James R: I make no secret of my fanboy love for the work of Jeff Lemire and I'm thrilled to see that this month sees the release of the Canadian maestro's new OGN - Underwater Welder. The story focuses on Jack Joseph, the eponymous protagonist of the tale who experiences something mysterious and inexplicable while working at incredible depths and pressure. What he sees changes his life and his outlook on his impending fatherhood, but what has he really seen? Lemire is a master at drawing an emotional response from his readers, and his themes here look as if they tap into his recurring ideas of family and responsibility. I've been waiting almost a year to read this, and Lemire always delivers the goods.

Writer: AJ Lieberman
Art: Colin Lorimer
Image $3.50

Stewart R: I really miss Cowboy, Ninja, Viking and while I've been able to get occasional doses of artist Riley Rossmo's work in other Image titles, things have seemed a little dry on the AJ Lieberman writing front. Well, here's why: Lieberman has been working on Harvest, a new, deeply dark look at the illicit and highly illegal world of black market organ transplants due to hit shelves in August. We'll follow Dr.
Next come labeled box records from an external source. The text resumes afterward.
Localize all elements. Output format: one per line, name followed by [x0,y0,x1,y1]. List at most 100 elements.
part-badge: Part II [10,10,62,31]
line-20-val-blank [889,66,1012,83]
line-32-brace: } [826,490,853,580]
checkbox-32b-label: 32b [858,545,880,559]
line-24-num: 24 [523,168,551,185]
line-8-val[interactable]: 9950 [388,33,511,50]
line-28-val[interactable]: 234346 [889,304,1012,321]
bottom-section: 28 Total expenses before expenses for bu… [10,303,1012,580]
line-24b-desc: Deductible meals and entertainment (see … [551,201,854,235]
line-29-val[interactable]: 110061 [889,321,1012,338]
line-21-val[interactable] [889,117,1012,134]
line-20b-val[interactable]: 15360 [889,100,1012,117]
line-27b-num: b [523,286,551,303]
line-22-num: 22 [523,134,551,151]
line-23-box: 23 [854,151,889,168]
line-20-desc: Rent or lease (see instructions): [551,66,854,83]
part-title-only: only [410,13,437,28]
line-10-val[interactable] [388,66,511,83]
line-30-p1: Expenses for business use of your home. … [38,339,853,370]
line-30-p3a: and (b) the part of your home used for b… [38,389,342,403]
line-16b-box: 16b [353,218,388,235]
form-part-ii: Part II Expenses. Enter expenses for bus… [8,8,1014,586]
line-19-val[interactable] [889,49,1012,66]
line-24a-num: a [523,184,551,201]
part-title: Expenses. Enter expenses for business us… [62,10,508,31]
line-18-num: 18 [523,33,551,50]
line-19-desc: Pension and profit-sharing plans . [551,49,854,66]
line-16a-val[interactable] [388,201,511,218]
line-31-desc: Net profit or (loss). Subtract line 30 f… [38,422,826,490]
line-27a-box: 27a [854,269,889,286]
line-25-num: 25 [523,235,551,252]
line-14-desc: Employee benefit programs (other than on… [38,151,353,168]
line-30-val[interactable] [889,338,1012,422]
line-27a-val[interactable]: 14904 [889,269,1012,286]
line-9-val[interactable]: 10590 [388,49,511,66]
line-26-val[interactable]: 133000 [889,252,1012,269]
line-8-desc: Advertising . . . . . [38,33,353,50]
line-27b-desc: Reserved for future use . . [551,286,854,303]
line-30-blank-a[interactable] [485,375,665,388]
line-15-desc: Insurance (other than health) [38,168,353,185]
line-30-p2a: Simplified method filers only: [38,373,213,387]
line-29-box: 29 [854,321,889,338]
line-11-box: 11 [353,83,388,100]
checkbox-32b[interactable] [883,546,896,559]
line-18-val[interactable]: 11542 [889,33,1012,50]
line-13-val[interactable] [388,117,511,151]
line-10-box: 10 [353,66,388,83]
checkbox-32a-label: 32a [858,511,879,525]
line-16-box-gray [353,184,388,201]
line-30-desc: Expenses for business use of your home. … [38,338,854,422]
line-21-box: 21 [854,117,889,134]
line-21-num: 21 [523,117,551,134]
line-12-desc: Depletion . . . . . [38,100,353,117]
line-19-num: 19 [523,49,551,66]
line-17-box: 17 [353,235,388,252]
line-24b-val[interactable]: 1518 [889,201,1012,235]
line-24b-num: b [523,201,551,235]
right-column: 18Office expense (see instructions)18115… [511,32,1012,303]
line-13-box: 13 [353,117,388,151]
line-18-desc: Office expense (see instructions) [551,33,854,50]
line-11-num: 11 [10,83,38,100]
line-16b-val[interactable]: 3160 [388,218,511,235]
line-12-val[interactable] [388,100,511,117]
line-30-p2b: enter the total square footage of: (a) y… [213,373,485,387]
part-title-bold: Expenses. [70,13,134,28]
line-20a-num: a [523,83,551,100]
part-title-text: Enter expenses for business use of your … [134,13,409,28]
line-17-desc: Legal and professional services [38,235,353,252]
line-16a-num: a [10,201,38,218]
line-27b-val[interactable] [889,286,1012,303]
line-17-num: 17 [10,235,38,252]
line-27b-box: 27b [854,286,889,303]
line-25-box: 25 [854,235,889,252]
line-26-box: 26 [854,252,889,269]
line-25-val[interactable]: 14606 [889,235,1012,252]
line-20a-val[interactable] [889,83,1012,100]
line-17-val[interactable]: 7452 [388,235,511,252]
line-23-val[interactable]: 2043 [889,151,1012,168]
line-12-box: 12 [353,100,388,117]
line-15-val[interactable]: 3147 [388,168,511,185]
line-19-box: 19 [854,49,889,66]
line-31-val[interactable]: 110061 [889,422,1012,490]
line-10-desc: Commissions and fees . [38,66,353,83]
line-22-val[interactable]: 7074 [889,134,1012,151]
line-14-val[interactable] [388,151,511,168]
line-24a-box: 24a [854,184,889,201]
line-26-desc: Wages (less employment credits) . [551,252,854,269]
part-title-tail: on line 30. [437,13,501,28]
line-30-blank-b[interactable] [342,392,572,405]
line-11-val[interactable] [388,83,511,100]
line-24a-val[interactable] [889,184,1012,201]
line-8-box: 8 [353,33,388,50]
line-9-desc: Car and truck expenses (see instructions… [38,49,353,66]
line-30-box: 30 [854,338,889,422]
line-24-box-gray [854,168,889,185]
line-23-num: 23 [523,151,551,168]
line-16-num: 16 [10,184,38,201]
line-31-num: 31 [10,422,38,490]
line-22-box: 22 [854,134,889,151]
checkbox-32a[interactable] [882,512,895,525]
Ben Walker, a disgraced surgeon, tarnished by his hedonistic lifestyle which resulted in the death of a patient on the table, as he tries to craft a new career for himself on the black market, surrounded by all of the unsavoury and down right dangerous characters that you could expect, and worse. Lieberman has mentioned that this is likely to be one messed up tale where even the best of intentions can turn sour very quickly and I like the sound of a comic where there's a great unlikelihood that a ray of sunshine will be spotted anywhere and the writer sticks to his guns in that respect.